Two separate but recent developments underscore the need to treat the banking sector differently when it comes to compliance with the SEBI (Substantial Acquisition of Shares and Takeovers) Regulations, 2011 (the “Takeover Regulations”). While the first relates to the applicability of the Takeover Regulations to capitalization of banks, the second relates to restructuring debts of borrower companies that might trigger the Takeover Regulations in relation to those companies.
Exemption for Bank Capitalization
By way of an order dated September 12, 2016, the Securities and Exchange Board of India (“SEBI”) granted an exemption to the capitalization of Syndicate Bank (the target) whereby the Government of India (being the controlling shareholder of the target) was dispensed with any obligation to make a mandatory offer to the minority shareholders on account of an increase in the Government’s stake in the target by way of a creeping acquisition.

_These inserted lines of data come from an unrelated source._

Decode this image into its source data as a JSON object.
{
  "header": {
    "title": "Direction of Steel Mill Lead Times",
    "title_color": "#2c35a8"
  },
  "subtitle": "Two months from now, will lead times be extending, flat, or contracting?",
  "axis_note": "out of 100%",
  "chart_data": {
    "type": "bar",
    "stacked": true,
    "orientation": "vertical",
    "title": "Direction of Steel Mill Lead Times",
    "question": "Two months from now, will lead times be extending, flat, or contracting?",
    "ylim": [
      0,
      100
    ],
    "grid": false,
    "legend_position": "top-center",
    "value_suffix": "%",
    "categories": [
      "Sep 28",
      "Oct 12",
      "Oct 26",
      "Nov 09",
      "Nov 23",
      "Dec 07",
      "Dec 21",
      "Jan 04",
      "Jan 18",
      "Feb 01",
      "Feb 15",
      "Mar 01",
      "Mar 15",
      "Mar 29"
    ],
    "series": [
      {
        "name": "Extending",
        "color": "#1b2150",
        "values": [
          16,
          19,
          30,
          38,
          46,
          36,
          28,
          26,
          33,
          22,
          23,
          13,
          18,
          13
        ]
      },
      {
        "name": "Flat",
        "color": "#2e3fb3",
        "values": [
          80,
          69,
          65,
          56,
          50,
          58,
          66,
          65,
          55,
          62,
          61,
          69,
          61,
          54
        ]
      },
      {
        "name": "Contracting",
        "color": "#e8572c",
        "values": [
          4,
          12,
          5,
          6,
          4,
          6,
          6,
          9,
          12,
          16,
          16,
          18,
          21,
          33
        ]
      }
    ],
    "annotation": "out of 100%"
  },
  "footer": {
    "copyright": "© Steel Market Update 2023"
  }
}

On April 1, 2016, the Government of India held 65.17% shares in Syndicate Bank. On May 5, 2016, the Government subscribed to additional shares in the target that increased its shareholding to 69.32%. No mandatory offer was required as the acquisition was within the 5% creeping acquisition threshold for controlling shareholders as prescribed in regulation 3(2) of the Takeover Regulations. Now, however, the Government intends to subscribe to additional shares in order to increase its stake to 72.92%. This would constitute an increase of the Government’s stake by more than the 5% creeping acquisition threshold for the current financial year as prescribed in regulation 3(2). Hence, the target preferred an application to SEBI for exempting the Government from the open offer requirements.
SEBI granted an exemption order permitting the Government to acquire shares beyond the 5% creeping acquisition threshold without making an open offer to the minority shareholders. This is essentially because the Government’s acquisition is part of its effort to capitalize all public sector banks to comply with the Basel III norms.

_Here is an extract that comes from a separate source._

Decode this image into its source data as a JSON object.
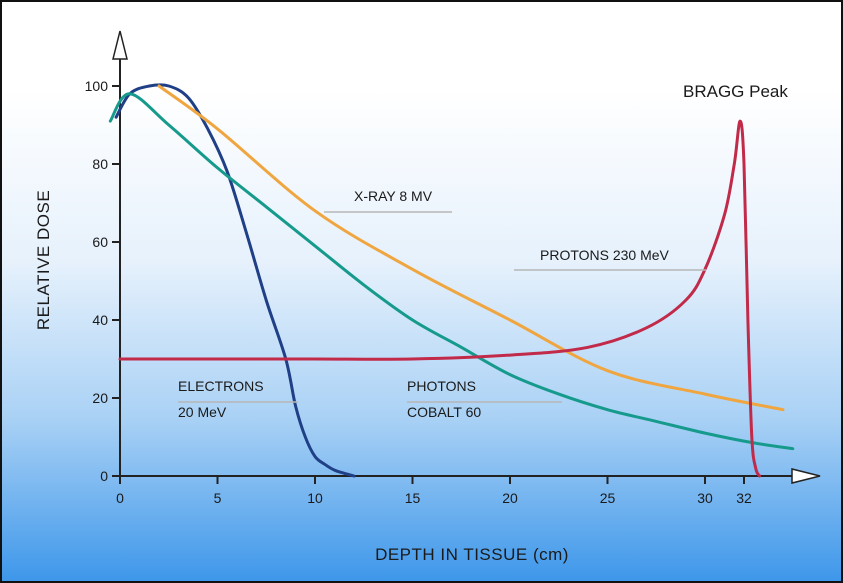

Proposal for Exemption for Distressed Companies
A report in today’s Economic Times indicates that the lending community in India has approached SEBI seeking an addition exemption to enable companies that are in distress to be taken over by potential acquirers thereby resulting in a change of control and management. Currently, the Takeover Regulations permit banks, financial institutions or other secured lenders to convert their loans into equity shares of their listed borrowers without attracting the mandatory open offer requirements. This is by virtue of an automatic exemption under regulation 10(1)(i) of the SEBI Takeover Regulations, a provision that was inserted in May 2015. That only allows for conversion of loans into equity by the lenders, but it does not permit others to take over management of distressed targets. This perceived gap is sought to be filled through the proposal that is before SEBI.

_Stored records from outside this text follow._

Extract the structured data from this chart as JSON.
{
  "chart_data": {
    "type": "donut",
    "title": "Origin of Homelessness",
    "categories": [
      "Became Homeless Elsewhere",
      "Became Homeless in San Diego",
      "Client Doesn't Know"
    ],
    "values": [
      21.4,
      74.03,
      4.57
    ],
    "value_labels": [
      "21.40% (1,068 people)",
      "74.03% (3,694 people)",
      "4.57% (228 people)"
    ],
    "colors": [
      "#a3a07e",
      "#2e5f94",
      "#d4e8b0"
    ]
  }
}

If enacted, the new exemption would allow potential investors to take over the management of distressed companies without making an open offer. This will enhance the possibility of recovery by banks of their monies lent to the target. It will also enable outside investors to take over distressed companies, and infuse funds to turn around the business, rather than to spend monies on providing exit opportunities to minority shareholders through the open offer. This may also have the effect of addressing minority concerns, as they may be better off remaining in the company with a higher chance of enjoying value in due course, as opposed to facing an open offer at relative low prices given the distressed situation faced by the targets.
Although such a mechanism would increase the prospects of recover for distressed companies, it remains to be seen as to what conditions SEBI will impose even if it does decide to introduce the exemption that the lending community has sought for.